Postérieurement à l’avis rendu par la commission médicale de recours amiable, madame [A] [P] verse aux débats un certificat du docteur [Y] du 23 octobre 2024 confirmant la présence de douleurs et de fourmillements et préconisant le suivi de sa patiente par un centre de la douleur, un courrier de la psychologue de la requérante qui fait état de la grande souffrance psychique et, dans son attestations du 22 octobre 2025, le docteur [Y] confirme la nécessité de traiter la douleur tout en évoquant un « syndrome des articulations plus que la dépression après toutes ses fractures » ainsi que la nécessité de « diagnostiquer les endroits de son syndrome de [Localité 1] ».
Or, il convient de rappeler que la persistance de la douleur ne constitue pas un critère suffisant d’une aggravation celle-ci témoignant seulement de la persistance d’un état séquellaire indemnisé par une rente ou un capital en fonction du taux d’incapacité partielle permanente retenue par l’organisme de sécurité sociale soit 8% en l’espèce.
Au vu de l’ensemble des éléments versés, il apparait que les praticiens dirigent essentiellement madame [A] [P] vers un traitement apte à traiter sa douleur physique mais également psychique compte tenu de la dépression de madame [A] [P] au sujet desquelles les experts de la commission médicale de recours amiable étaient déjà informés.
Par conséquent, échouant à rapporter la preuve de l’absence de consolidation de son état de santé, les éléments nouveaux ne faisant que confirmer ceux déjà produits, il convient de confirmer la décision de la commission médicale de recours amiable du le 16 octobre 2024 reprenant la décision de consolidation de madame [A] [P] consécutive à son accident du travail du 06 octobre 2022 notifiée par la caisse primaire d’assurance maladie de la Haute-Garonne dans son courrier du 28 mai 2024.
Les dépens
Madame [A] [P] succombant, il convient de le condamner au paiement des entiers dépens sur le fondement des dispositions de l’article 696 du Code de procédure civile applicable en vertu du paragraphe II de l’article R.142-1-A du Code de la sécurité sociale.
PAR CES MOTIFS
Le tribunal judiciaire de Toulouse, pôle social, par jugement contradictoire et en premier ressort mis à disposition au greffe,
DEBOUTE madame [A] [P] de l’ensemble de ses demandes.

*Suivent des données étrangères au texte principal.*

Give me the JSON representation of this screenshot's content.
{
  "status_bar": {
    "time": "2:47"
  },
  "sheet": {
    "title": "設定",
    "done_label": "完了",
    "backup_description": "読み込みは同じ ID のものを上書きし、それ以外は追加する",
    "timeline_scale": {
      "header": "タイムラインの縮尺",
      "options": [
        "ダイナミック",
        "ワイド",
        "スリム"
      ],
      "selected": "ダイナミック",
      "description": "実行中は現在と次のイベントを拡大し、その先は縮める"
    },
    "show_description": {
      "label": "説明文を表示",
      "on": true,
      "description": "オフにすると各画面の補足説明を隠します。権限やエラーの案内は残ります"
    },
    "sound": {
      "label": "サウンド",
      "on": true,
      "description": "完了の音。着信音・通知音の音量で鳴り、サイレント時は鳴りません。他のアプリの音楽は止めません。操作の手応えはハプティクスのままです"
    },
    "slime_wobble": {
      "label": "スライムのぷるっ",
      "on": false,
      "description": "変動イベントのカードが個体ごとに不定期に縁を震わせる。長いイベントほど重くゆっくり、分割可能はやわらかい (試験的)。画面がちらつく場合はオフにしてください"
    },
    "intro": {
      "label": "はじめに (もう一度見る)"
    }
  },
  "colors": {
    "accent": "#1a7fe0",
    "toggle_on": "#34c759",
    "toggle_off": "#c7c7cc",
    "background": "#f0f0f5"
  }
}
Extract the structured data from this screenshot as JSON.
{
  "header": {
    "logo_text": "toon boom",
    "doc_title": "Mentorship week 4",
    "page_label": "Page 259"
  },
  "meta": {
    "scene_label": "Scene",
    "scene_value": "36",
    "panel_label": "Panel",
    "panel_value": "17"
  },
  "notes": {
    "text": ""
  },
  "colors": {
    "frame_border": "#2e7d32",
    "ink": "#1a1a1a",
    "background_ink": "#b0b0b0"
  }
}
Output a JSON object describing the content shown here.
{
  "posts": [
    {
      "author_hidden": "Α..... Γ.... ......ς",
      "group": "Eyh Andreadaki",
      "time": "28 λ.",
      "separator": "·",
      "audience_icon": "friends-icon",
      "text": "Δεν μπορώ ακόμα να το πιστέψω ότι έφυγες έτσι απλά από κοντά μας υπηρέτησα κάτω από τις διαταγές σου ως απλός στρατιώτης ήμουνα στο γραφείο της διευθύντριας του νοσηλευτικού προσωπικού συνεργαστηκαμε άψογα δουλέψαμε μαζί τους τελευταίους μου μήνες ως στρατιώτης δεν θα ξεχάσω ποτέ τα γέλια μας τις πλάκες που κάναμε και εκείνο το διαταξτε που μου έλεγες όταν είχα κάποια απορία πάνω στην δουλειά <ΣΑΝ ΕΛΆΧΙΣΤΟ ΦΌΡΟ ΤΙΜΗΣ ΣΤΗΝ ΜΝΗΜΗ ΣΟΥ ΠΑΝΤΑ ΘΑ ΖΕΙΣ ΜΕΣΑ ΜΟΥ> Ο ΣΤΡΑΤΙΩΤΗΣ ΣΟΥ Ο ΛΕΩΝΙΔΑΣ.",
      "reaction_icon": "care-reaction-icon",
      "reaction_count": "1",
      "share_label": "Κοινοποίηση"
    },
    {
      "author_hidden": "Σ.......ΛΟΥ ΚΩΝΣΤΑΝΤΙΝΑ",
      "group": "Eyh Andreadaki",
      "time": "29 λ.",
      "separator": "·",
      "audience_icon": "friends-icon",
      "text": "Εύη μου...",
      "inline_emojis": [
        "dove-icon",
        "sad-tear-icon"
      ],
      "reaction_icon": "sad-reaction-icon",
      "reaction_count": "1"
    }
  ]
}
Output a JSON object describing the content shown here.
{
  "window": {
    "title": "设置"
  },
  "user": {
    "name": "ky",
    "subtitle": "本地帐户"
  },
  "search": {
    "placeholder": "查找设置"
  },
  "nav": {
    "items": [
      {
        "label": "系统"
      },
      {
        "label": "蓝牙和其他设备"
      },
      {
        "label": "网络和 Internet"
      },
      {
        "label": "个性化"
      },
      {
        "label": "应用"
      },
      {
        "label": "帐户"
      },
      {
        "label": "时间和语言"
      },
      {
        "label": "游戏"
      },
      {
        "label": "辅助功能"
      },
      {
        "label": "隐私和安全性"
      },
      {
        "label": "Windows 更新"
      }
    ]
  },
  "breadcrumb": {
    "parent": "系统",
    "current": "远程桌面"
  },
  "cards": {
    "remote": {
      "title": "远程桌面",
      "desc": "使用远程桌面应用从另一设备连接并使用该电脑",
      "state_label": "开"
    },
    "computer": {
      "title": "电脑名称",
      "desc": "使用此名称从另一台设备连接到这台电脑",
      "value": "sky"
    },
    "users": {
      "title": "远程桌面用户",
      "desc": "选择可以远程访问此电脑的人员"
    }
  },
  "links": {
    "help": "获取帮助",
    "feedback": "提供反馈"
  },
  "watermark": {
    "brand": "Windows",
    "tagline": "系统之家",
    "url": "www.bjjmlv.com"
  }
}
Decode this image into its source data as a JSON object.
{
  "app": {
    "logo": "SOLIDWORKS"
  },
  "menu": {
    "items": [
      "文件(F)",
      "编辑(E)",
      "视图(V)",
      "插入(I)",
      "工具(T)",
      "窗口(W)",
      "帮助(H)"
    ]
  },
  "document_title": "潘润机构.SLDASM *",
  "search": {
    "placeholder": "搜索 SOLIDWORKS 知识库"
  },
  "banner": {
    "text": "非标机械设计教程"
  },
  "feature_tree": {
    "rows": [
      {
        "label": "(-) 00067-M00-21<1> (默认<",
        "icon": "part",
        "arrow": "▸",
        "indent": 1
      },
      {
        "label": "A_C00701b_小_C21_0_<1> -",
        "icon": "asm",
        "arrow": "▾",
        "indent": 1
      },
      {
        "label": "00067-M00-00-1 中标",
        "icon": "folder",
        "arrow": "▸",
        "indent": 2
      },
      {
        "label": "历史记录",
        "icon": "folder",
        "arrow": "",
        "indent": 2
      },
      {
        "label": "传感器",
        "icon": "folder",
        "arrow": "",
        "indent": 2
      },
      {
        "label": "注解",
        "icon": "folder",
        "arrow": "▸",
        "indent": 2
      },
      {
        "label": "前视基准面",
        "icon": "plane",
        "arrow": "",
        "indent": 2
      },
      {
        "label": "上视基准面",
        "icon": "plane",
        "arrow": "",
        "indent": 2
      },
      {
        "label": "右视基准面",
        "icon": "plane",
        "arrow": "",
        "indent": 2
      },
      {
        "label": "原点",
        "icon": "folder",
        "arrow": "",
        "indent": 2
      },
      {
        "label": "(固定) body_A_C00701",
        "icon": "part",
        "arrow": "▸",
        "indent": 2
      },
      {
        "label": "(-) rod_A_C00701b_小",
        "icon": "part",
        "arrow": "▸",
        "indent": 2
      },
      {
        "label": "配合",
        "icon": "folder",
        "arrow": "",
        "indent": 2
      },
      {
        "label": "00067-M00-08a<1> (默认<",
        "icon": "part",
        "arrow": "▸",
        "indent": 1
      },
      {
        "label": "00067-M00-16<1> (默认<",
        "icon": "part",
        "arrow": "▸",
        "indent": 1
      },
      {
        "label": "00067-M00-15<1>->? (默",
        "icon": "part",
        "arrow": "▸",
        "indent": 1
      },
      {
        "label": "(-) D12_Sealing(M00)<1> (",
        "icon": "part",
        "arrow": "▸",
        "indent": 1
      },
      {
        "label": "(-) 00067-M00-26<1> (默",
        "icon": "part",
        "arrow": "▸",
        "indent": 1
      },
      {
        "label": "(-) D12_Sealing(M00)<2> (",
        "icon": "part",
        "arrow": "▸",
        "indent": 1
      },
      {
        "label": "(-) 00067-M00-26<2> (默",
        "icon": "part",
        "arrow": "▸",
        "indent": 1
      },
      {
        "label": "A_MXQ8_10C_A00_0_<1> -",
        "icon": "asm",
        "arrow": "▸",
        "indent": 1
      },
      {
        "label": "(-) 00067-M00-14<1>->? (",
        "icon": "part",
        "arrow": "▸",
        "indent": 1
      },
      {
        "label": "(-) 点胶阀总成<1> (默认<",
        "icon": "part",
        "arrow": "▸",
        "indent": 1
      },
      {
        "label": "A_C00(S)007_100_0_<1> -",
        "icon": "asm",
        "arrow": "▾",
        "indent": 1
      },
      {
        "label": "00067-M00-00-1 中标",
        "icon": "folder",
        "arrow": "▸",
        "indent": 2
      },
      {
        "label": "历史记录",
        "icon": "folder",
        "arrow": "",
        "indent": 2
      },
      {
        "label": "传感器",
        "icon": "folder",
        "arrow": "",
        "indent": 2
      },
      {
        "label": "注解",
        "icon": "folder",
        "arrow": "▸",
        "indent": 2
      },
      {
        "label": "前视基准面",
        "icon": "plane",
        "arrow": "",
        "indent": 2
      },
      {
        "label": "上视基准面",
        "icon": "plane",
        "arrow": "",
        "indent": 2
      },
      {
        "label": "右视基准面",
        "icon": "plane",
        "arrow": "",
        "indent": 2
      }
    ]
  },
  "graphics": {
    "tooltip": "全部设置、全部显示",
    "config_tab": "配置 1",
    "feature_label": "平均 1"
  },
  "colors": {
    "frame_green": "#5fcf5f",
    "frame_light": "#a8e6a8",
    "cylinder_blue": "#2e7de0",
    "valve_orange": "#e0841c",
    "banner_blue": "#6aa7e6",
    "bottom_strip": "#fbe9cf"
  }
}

CONFIRME la consolidation à la date du 31 mai 2024 de madame [A] [P] consécutive à son accident du travail du 06 octobre 2022 notifiée par la caisse primaire d’assurance maladie de la Haute-Garonne dans son courrier du 28 mai 2024 et confirmée après avis de la commission médicale de recours amiable rendu le 16 octobre 2024.
CONDAMNE madame [A] [P] aux dépens.
Ainsi jugé et mis à disposition au greffe du tribunal le 22 janvier 2026, et signé par le président et la greffière.